Hélas, le destin est cruel. Ce voyage était sans retour. Ma maîtresse m'a confiné dans mes appartements, me forçant à me repentir. Elle finit par trouver le chemin du Mont Shu et y sema la pagaille. Les disciples du Mont Shu découvrirent qu'elle maîtrisait également la technique de l'épée du Mont Shu et que chacun de ses mouvements était préventif. Ils l'attaquèrent donc avec une férocité accrue. Normalement, avec ses compétences en arts martiaux, il lui aurait été facile de s'en sortir indemne. Mais alors, ma maîtresse s'avança et lui révéla que mes sentiments pour elle n'étaient que mensonges, un stratagème pour la tromper et lui soutirer le Bâton de Langya. À ces mots, non seulement elle refusa de battre en retraite, mais elle risqua sa vie, prenant d'assaut la chambre forte et s'emparant du Bâton de Langya. Les disciples qui gardaient la chambre forte étaient tous des épéistes d'élite du Mont Shu… Finalement en infériorité numérique et grièvement blessée, elle persévéra avec obstination, menaçant de détruire le Bâton de Langya pour me revoir une dernière fois. N'ayant d'autre choix, mon maître me laissa aller la voir. Après avoir entendu mon récit, elle ne crut plus un mot de ma sincérité. Serrant le bâton de Langya, elle se jeta du haut du mont Shu, au milieu des nuages et de la brume. Mon cœur se brisa d'effroi et je ne pus qu'assister, impuissant, à son ascension telle une créature céleste, sa robe flottant au vent. Cet incident fit de moi un paria parmi les disciples du mont Shu et je fus excommunié. À ce moment-là, je n'éprouvais aucun regret, seulement le désir de retrouver son corps. Je le cherchai frénétiquement à travers les montagnes pendant des décennies, en vain.

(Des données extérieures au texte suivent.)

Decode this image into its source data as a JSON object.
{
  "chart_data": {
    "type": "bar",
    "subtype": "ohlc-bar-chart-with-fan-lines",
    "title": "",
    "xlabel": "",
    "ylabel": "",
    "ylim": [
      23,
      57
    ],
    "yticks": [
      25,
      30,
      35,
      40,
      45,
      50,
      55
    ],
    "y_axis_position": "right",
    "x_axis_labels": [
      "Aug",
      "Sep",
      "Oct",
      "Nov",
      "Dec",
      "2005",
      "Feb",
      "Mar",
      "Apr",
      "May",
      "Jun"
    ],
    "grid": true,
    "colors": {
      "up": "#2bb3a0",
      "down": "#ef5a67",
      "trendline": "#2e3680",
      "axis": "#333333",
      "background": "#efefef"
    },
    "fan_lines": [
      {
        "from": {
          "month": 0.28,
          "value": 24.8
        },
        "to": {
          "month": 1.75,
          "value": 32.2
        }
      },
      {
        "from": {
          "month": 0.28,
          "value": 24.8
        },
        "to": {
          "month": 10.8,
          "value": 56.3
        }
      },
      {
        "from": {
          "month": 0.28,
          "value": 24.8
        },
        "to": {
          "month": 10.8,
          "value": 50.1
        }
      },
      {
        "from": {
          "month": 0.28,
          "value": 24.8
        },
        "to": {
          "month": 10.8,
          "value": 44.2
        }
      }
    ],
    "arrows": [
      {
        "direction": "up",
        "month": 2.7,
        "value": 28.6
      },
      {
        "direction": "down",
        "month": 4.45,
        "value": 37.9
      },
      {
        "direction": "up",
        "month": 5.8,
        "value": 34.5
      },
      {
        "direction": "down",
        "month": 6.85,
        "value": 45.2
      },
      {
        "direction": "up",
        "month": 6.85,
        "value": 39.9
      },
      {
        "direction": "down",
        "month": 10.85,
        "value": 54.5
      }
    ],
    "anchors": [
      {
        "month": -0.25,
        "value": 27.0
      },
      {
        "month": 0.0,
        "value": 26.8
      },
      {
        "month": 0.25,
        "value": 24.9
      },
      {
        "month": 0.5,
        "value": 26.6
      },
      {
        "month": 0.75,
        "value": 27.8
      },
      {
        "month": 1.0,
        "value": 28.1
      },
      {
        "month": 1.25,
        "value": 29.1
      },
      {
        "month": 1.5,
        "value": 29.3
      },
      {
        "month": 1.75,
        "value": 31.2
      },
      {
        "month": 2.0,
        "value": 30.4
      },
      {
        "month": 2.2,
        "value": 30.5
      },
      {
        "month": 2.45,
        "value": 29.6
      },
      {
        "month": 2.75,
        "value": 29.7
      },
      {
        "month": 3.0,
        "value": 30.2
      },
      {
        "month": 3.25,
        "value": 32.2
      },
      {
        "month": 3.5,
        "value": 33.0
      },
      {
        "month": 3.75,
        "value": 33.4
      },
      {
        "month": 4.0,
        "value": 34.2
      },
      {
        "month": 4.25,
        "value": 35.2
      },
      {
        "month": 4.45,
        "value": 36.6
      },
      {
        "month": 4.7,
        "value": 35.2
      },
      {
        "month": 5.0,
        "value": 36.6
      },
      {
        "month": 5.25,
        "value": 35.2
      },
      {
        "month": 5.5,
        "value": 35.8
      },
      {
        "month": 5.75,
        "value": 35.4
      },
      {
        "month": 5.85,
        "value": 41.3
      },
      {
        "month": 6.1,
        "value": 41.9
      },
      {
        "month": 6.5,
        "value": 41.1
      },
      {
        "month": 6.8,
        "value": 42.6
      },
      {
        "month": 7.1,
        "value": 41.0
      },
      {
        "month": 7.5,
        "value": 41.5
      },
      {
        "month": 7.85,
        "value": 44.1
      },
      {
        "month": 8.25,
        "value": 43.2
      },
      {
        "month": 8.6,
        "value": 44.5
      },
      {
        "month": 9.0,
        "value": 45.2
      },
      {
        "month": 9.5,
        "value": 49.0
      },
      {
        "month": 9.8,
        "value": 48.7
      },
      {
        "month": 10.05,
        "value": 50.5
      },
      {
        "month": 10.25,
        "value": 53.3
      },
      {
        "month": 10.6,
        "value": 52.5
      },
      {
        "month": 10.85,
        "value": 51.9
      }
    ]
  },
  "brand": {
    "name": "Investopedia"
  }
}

Yuan Qingze n'oublierait jamais ce jour au sommet du Pic d'Or. Tang Yi, sa robe rouge tachée de sang flottant comme un papillon aux ailes brisées, le visage d'une blancheur de porcelaine crue teintée d'un gris clair, laissa échapper un rire strident : « Yuan Qingze, moi, Tang Yi, j'ai vécu d'innombrables vies, et pourtant je n'ai donné mon cœur qu'à toi. Je suis une âme déshonorée, je sais que je suis indigne de t'épouser. C'est pourquoi je t'ai seulement demandé de nouer moi-même mon ruban dans les cheveux, et j'étais prête à te suivre sans nom ni statut. Qui aurait cru que je finirais ainsi ! Moi, Tang Yi, j'étais aveugle. Tout ça pour un bâton de Langya, je te promets que tu ne l'auras jamais ! » Sur ces mots, elle sauta résolument de la plateforme. Il ne put même pas retenir un lambeau de sa robe, ne se souvenant que de son visage résolu et désolé, les larmes ruisselant sur ses joues.